Чуть позже Лёха сноровисто установил палатку, а его супруга занялась приготовлением позднего обеда. То бишь, ловко вскрыла – охотничьим ножом – две банки с говяжьей тушёнкой и разместила их на прикладе карабина. Поверх банок Ванда выложила по большой соевой галете, а на галеты пристроила по вилке. Установив рядом двухлитровую бутылку с минеральной водой, она насмешливо объявила:
– Прошу, высокородный граф Петров, пожаловать на вечернюю графскую трапезу! Вашему вниманию предлагаются изысканные деликатесы, так любимые благородными и избалованными желудками.
– Действительно, очень вкусно, – с аппетитом поедая бутерброд с тушёнкой, подтвердил Лёха. – Настоящий деликатес.
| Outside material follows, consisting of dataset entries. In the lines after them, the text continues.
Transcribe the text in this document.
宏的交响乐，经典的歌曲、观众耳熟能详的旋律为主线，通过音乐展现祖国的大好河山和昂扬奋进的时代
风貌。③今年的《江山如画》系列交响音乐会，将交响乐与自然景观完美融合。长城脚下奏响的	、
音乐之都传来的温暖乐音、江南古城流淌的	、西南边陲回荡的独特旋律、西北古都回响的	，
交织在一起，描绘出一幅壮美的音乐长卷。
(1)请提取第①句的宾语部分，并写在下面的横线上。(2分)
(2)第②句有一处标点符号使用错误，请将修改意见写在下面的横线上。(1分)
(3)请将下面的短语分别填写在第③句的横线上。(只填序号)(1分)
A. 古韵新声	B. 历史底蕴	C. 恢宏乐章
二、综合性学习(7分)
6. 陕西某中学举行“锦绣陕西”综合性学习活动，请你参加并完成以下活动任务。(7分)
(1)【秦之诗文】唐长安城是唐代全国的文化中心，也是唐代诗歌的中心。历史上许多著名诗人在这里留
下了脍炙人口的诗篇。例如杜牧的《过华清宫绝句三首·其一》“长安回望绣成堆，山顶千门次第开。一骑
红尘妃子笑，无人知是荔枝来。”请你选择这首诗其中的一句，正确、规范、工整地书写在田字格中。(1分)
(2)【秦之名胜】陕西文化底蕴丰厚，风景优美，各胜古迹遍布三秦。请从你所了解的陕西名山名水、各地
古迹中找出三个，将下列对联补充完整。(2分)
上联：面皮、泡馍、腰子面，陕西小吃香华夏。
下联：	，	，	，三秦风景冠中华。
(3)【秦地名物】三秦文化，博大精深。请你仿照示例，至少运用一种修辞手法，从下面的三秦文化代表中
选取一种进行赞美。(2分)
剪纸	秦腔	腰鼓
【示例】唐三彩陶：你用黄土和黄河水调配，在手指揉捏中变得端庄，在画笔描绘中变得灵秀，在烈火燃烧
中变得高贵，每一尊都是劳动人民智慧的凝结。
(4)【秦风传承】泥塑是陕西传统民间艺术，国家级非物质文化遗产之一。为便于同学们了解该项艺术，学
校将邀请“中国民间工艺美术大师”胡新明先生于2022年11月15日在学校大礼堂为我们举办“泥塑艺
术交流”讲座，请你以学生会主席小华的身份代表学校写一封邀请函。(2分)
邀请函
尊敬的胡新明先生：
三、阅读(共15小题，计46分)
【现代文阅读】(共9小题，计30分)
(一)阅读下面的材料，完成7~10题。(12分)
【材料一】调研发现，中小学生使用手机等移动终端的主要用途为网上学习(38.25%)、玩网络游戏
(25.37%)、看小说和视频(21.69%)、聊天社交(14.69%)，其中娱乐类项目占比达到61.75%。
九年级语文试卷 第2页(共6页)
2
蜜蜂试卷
Патентованный и многократно проверенный. Без дураков…
– Солдафон. Что с тебя взять?
– Это точно… Кстати, сероглазка, я сейчас пойду внутрь метеостанции. Попробую пообщаться – по видеосвязи – с народом. Может, надо что-то прихватить из здания?
– Что – прихватить? – задумалась Ванда. – Запоминай, новоявленный граф… Итак. Мыло, шампунь, зубные щётки, зубная паста, аптечка с лекарствами и бинтами, две-три кастрюлю, сковорода, кухонный нож, открывалка консервных банок, подушки – лучше надувные, примус и запасные баллончики с газом к нему, раскладной столик и два раскладных стульчика…
Перечень был очень длинным. Практически бесконечным.
Когда жена сделала паузу, Лёха поинтересовался:
– Надеюсь, что на этом – всё?
– Почти. Принеси, пожалуйста, ещё две маленькие палатки. В одной мы оборудуем склад широкого профиля. В другой – кухню-столовую.
– Зачем?
– Затем, что во всём должен быть стройный и разумный порядок. Так заведено. А, если все дела делать в одном помещении, то получится самый натуральный и бестолковый свинарник. Благородные же люди – нигде и никогда – не должны уподобляться свиньям… Понятно излагаю?